Yes we can add some clarification, although
by implication any child that does not carry inputValueCalc will give rise
to a separator.
Same therefore true for empty choice,
though a choice with no branches is a schema definition error, as is a
choice branch that carries inputValueCalc, so it's clearer than the empty
sequence case.
Regards
Steve Hanson
IBM Hybrid Integration, Hursley, UK
Architect, IBM
DFDL
Co-Chair, OGF
DFDL Working Group
smh@uk.ibm.com
tel:+44-1962-815848
mob:+44-7717-378890
Note: I work Tuesday to Friday
From:
Mike Beckerle <mbeckerle.dfdl@gmail.com>
To:
Steve Hanson <smh@uk.ibm.com>
Cc:
dev@daffodil.apache.org,
dfdl-wg@ogf.org, dfdl-wg <dfdl-wg-bounces@ogf.org>
Date:
01/08/2018 14:57
Subject:
Re: [DFDL-WG]
Clarification needed: separator for empty sequence
Added Daffodil bug https://issues.apache.org/jira/browse/DAFFODIL-1975.
I think we should add a very positive statement like "All
sequences, including empty sequences are considered represented terms that
are required, and hence, they imply framing such as alignment and presence
of separators in separated sequences even if they have zero length. Separator
suppression based on dfdl:separatorSuppressionPolicy does not apply."
Does this go for empty choices as well? I think it should.
Mike Beckerle | OGF DFDL Workgroup Co-Chair | Tresys Technology
| www.tresys.com
Please note: Contributions to the DFDL Workgroup's email
discussions are subject to the OGF
Intellectual Property Policy
On Wed, Aug 1, 2018 at 8:35 AM, Steve Hanson <smh@uk.ibm.com>
wrote:
Any sequence, empty or otherwise, which
is a child of an outer sequence follows the separator rules for the outer
sequence.
The empty sequence in your example will require a separator when parsing,
and cause a separator when unparsing.
Tested with IBM DFDL and that's what we have implemented. Missing a leading
separator (eg a,b,c,d) gives a processing error.
I think that section 14.1 implies that, but you can add extra words to
clarify if you like.
We have not encountered the need for the concept of a DFDL non-represented
sequence.
Regards
Steve Hanson
IBM Hybrid Integration, Hursley, UK
Architect, IBM
DFDL
Co-Chair, OGF
DFDL Working Group
smh@uk.ibm.com
tel:+44-1962-815848
mob:+44-7717-378890
Note: I work Tuesday to Friday
From: Mike
Beckerle <mbeckerle.dfdl@gmail.com>
To: dfdl-wg@ogf.org
Cc: dev@daffodil.apache.org
Date: 19/07/2018
18:37
Subject: [DFDL-WG]
Clarification needed: separator for empty sequence
Sent by: "dfdl-wg"
<dfdl-wg-bounces@ogf.org>
I believe Daffodil has an incorrect behavior in the way it treats separators
today, but I want to clarify things relative to the DFDL spec before fixing
it.
Consider this element:
<xs:element name="NS_13">
<xs:complexType>
<xs:sequence dfdl:separator=","
dfdl:separatorPosition="infix"
dfdl:separatorSuppressionPolicy="trailingEmptyStrict">
<xs:sequence>
<xs:annotation>
<xs:appinfo source="http://www.ogf.org/dfdl/">
<dfdl:assert>{fn:true()}</dfdl:assert>
</xs:appinfo>
</xs:annotation>
</xs:sequence>
<xs:element name="e2"
type="xs:int" minOccurs="1" maxOccurs="unbounded"
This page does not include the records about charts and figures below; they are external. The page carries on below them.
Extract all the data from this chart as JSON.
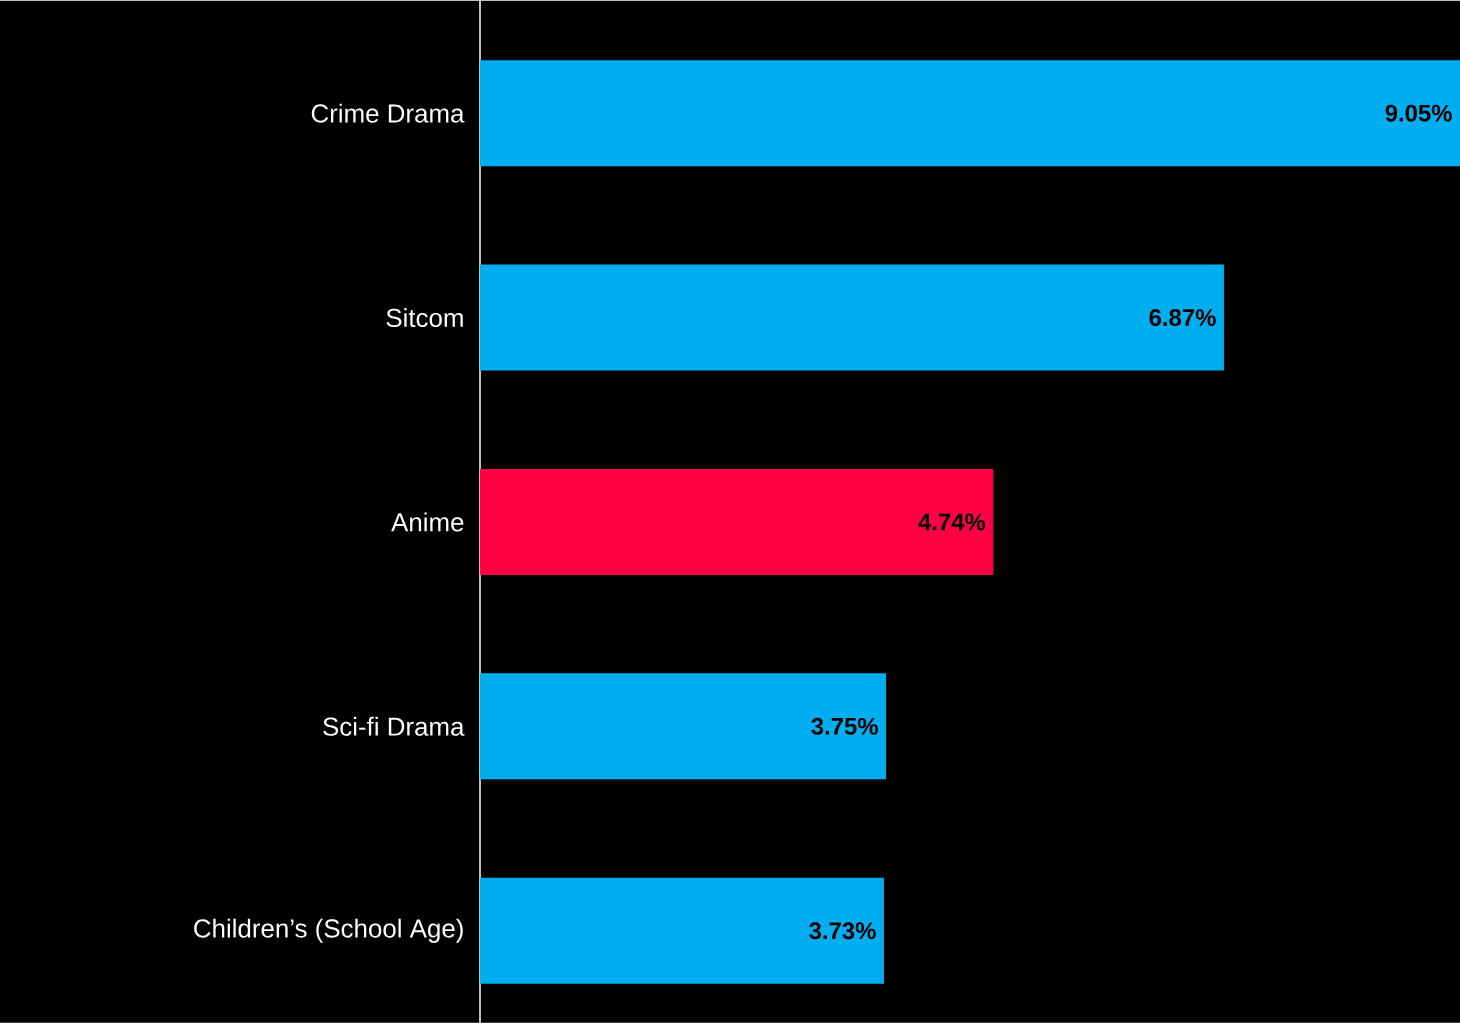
{
  "chart_data": {
    "type": "bar",
    "orientation": "horizontal",
    "categories": [
      "Crime Drama",
      "Sitcom",
      "Anime",
      "Sci-fi Drama",
      "Children’s (School Age)"
    ],
    "values": [
      9.05,
      6.87,
      4.74,
      3.75,
      3.73
    ],
    "colors": [
      "#00aeef",
      "#00aeef",
      "#ff0044",
      "#00aeef",
      "#00aeef"
    ],
    "value_labels": [
      "9.05%",
      "6.87%",
      "4.74%",
      "3.75%",
      "3.73%"
    ],
    "xlim": [
      0,
      9.05
    ],
    "tick_labels": "y"
  }
}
dfdl:textNumberPattern="#####"
dfdl:occursCountKind="implicit" />
</xs:sequence>
</xs:complexType>
</xs:element>
The outermost sequence has infix separator.
It's content begins with another sequence, but this sequence is empty,
having only assert statements in it.
Question: does this empty sequence cause a separator to be inserted after
it?
E.g., Should this data parse ",1,2,3" and is that initial comma
required?
An argument can be made that such empty sequences can be detected by a
DFDL implementation and treated as having "no representation"
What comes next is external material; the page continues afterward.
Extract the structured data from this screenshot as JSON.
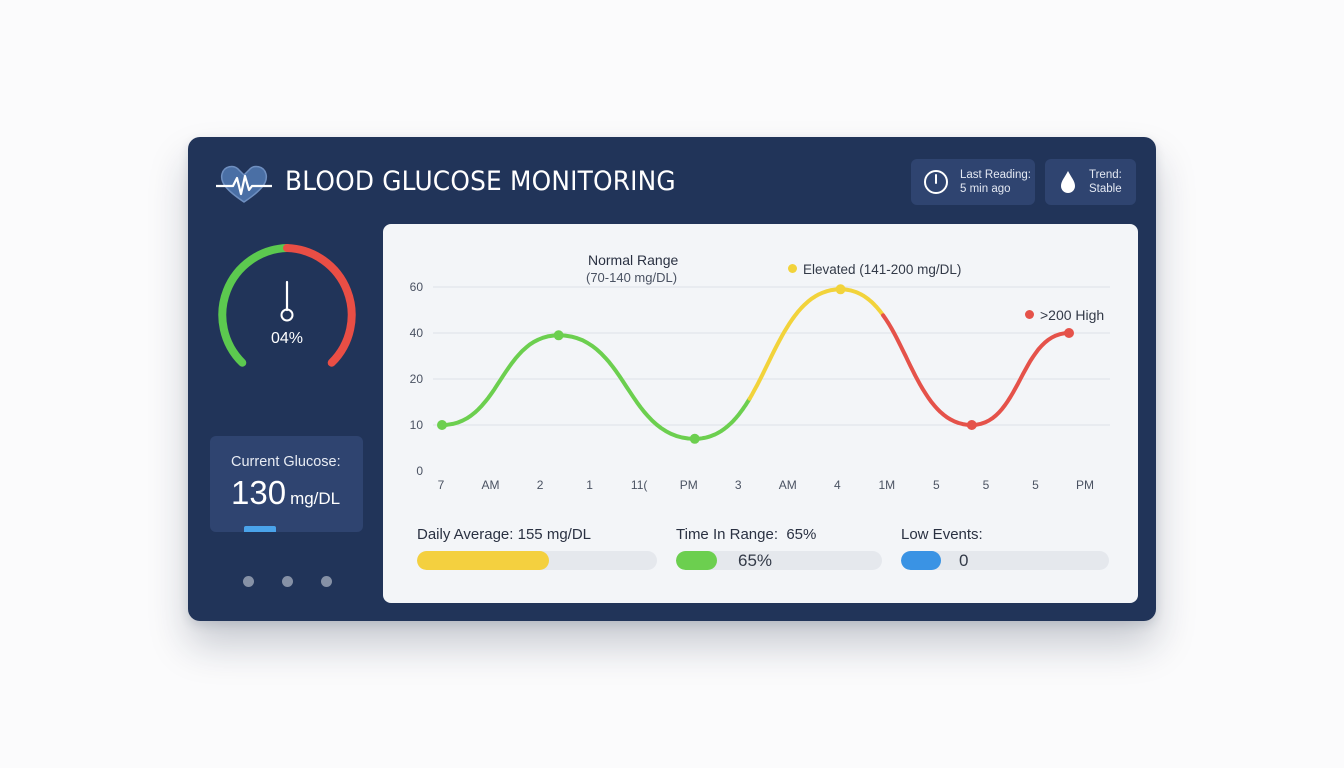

akin to how an element with dfdl:inputValueCalc is treated. Such elements
are invisible as far as the representation is concerned. They cause no
separators in sequences, no alignment regions, etc.
In that case the data would not require nor accept the initial comma.
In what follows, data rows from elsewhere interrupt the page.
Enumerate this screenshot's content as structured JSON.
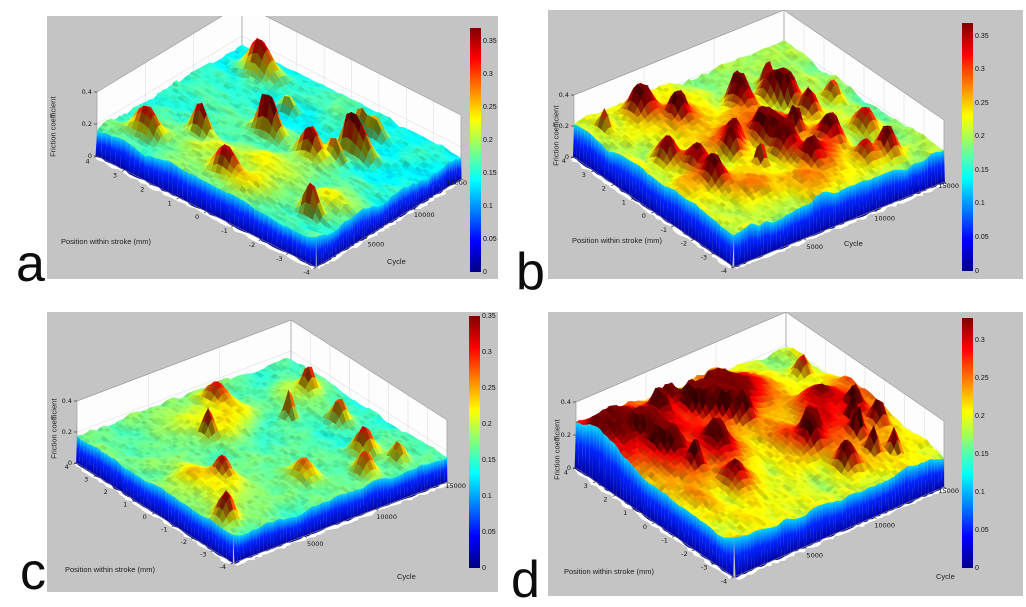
{
  "figure": {
    "background": "#ffffff",
    "panel_background": "#c4c4c4",
    "description": "Four MATLAB-style 3D surface plots (a, b, c, d) of friction coefficient versus position within stroke and cycle number, each with a jet colorbar"
  },
  "colormap": {
    "name": "jet",
    "stops": [
      "#000080",
      "#0000ff",
      "#00ffff",
      "#ffff00",
      "#ff0000",
      "#800000"
    ],
    "fractions": [
      0,
      0.125,
      0.375,
      0.625,
      0.875,
      1
    ]
  },
  "chart_data": [
    {
      "id": "a",
      "panel_label": "a",
      "type": "heatmap",
      "projection": "3d-surface",
      "xlabel": "Cycle",
      "x_ticks": [
        5000,
        10000,
        15000
      ],
      "x_range": [
        0,
        15000
      ],
      "ylabel": "Position within stroke (mm)",
      "y_ticks": [
        4,
        3,
        2,
        1,
        0,
        -1,
        -2,
        -3,
        -4
      ],
      "y_range": [
        -4,
        4
      ],
      "zlabel": "Friction coefficient",
      "z_ticks": [
        0.4,
        0.2,
        0
      ],
      "z_range": [
        0,
        0.4
      ],
      "colorbar_ticks": [
        0.35,
        0.3,
        0.25,
        0.2,
        0.15,
        0.1,
        0.05,
        0
      ],
      "colorbar_range": [
        0,
        0.37
      ],
      "surface": {
        "seed": 17,
        "base_front": 0.17,
        "base_back": 0.14,
        "coarse_amp": 0.018,
        "fine_amp": 0.012,
        "patch_count": 8,
        "patch_amp": 0.045,
        "spike_count": 15,
        "spike_min": 0.26,
        "spike_max": 0.36,
        "hot_bands": [],
        "description": "cyan-green baseline ~0.15-0.2 with scattered yellow patches and ~15 isolated red spikes up to ~0.35; cooler cyan toward high cycles"
      }
    },
    {
      "id": "b",
      "panel_label": "b",
      "type": "heatmap",
      "projection": "3d-surface",
      "xlabel": "Cycle",
      "x_ticks": [
        5000,
        10000,
        15000
      ],
      "x_range": [
        0,
        15000
      ],
      "ylabel": "Position within stroke (mm)",
      "y_ticks": [
        4,
        3,
        2,
        1,
        0,
        -1,
        -2,
        -3,
        -4
      ],
      "y_range": [
        -4,
        4
      ],
      "zlabel": "Friction coefficient",
      "z_ticks": [
        0.4,
        0.2,
        0
      ],
      "z_range": [
        0,
        0.4
      ],
      "colorbar_ticks": [
        0.35,
        0.3,
        0.25,
        0.2,
        0.15,
        0.1,
        0.05,
        0
      ],
      "colorbar_range": [
        0,
        0.37
      ],
      "surface": {
        "seed": 23,
        "base_front": 0.215,
        "base_back": 0.19,
        "coarse_amp": 0.022,
        "fine_amp": 0.014,
        "patch_count": 13,
        "patch_amp": 0.05,
        "spike_count": 26,
        "spike_min": 0.28,
        "spike_max": 0.37,
        "hot_bands": [],
        "description": "yellow-green baseline ~0.2 with many orange patches and numerous red spikes up to ~0.37"
      }
    },
    {
      "id": "c",
      "panel_label": "c",
      "type": "heatmap",
      "projection": "3d-surface",
      "xlabel": "Cycle",
      "x_ticks": [
        5000,
        10000,
        15000
      ],
      "x_range": [
        0,
        15000
      ],
      "ylabel": "Position within stroke (mm)",
      "y_ticks": [
        4,
        3,
        2,
        1,
        0,
        -1,
        -2,
        -3,
        -4
      ],
      "y_range": [
        -4,
        4
      ],
      "zlabel": "Friction coefficient",
      "z_ticks": [
        0.4,
        0.2,
        0
      ],
      "z_range": [
        0,
        0.4
      ],
      "colorbar_ticks": [
        0.35,
        0.3,
        0.25,
        0.2,
        0.15,
        0.1,
        0.05,
        0
      ],
      "colorbar_range": [
        0,
        0.35
      ],
      "surface": {
        "seed": 31,
        "base_front": 0.17,
        "base_back": 0.155,
        "coarse_amp": 0.015,
        "fine_amp": 0.011,
        "patch_count": 6,
        "patch_amp": 0.04,
        "spike_count": 11,
        "spike_min": 0.26,
        "spike_max": 0.34,
        "hot_bands": [],
        "description": "calm green-cyan baseline ~0.17 with few yellow patches and ~11 red spikes up to ~0.34"
      }
    },
    {
      "id": "d",
      "panel_label": "d",
      "type": "heatmap",
      "projection": "3d-surface",
      "xlabel": "Cycle",
      "x_ticks": [
        5000,
        10000,
        15000
      ],
      "x_range": [
        0,
        15000
      ],
      "ylabel": "Position within stroke (mm)",
      "y_ticks": [
        4,
        3,
        2,
        1,
        0,
        -1,
        -2,
        -3,
        -4
      ],
      "y_range": [
        -4,
        4
      ],
      "zlabel": "Friction coefficient",
      "z_ticks": [
        0.4,
        0.2,
        0
      ],
      "z_range": [
        0,
        0.4
      ],
      "colorbar_ticks": [
        0.3,
        0.25,
        0.2,
        0.15,
        0.1,
        0.05,
        0
      ],
      "colorbar_range": [
        0,
        0.33
      ],
      "surface": {
        "seed": 41,
        "base_front": 0.21,
        "base_back": 0.185,
        "coarse_amp": 0.022,
        "fine_amp": 0.013,
        "patch_count": 12,
        "patch_amp": 0.05,
        "spike_count": 24,
        "spike_min": 0.27,
        "spike_max": 0.33,
        "hot_bands": [
          {
            "u": 0.08,
            "v": 0.85,
            "su": 0.2,
            "sv": 0.12,
            "amp": 0.1
          },
          {
            "u": 0.28,
            "v": 0.68,
            "su": 0.22,
            "sv": 0.18,
            "amp": 0.05
          }
        ],
        "description": "yellow-orange baseline ~0.2 with a dark-red high-friction band near one side of the stroke at early cycles, reaching ~0.3"
      }
    }
  ]
}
But the DFDL spec is not clear on whether empty sequences are treated in
this way, so I am assuming they are not treated specially, so the comma
is required because all model groups are treated as required regardless
of whether they have zero-length representations.
Is that correct? If so then daffodil has a bug, because it does NOT put
a separator in for this today.
What if the empty sequence carries a dfdl:initiator="A" annotation?
Such a sequence is still empty in the XSDL sense of empty sequence, but
clearly has a representation that is not zero length. In that case I think
the data has to be "A,1,2,3" so that there is a separator after
the empty sequence's non-ZL representation. I think this is not controversial.
Other variations:
What if the empty sequence contains elements with dfdl:inputValueCalc only.
So there is a content model, but it is all non-represented elements. Would
it still be a "DFDL empty sequence" or "DFDL non-represented
sequence"?
What if the sequence isn't empty, but contains only "optional"
elements. In that case, is the whole sequence "optional" and
so the comma becomes sensitive to the dfdl:separatorSuppressionPolicy?
I guess this means a model group inherits the optionality/required-ness
of its contents, unless it has its own required framing.
I believe the simplest thing is to require the comma here. This is, however,
a backward incompatible change to Daffodil to conform, so I want to be
sure this is correct.
The element declaration can be rewritten so that the empty sequence comes
before the separated sequence. Presumably the reason someone would insert
an empty sequence like this is to get the assert statement executed at
the beginning of the sequence, not afterwards. However, if the sequence
has separators, then you can't just insert an initial empty sequence to
carry that assert without requiring a separator.
The element can be rewritten:
<xs:element name="NS_13">
<xs:complexType>
<xs:sequence >
<xs:sequence>
<xs:annotation>
<xs:appinfo source="http://www.ogf.org/dfdl/">
<dfdl:assert>{fn:true()}</dfdl:assert>
</xs:appinfo>
</xs:annotation>
</xs:sequence>
<xs:sequence
dfdl:separator="," dfdl:separatorPosition="infix"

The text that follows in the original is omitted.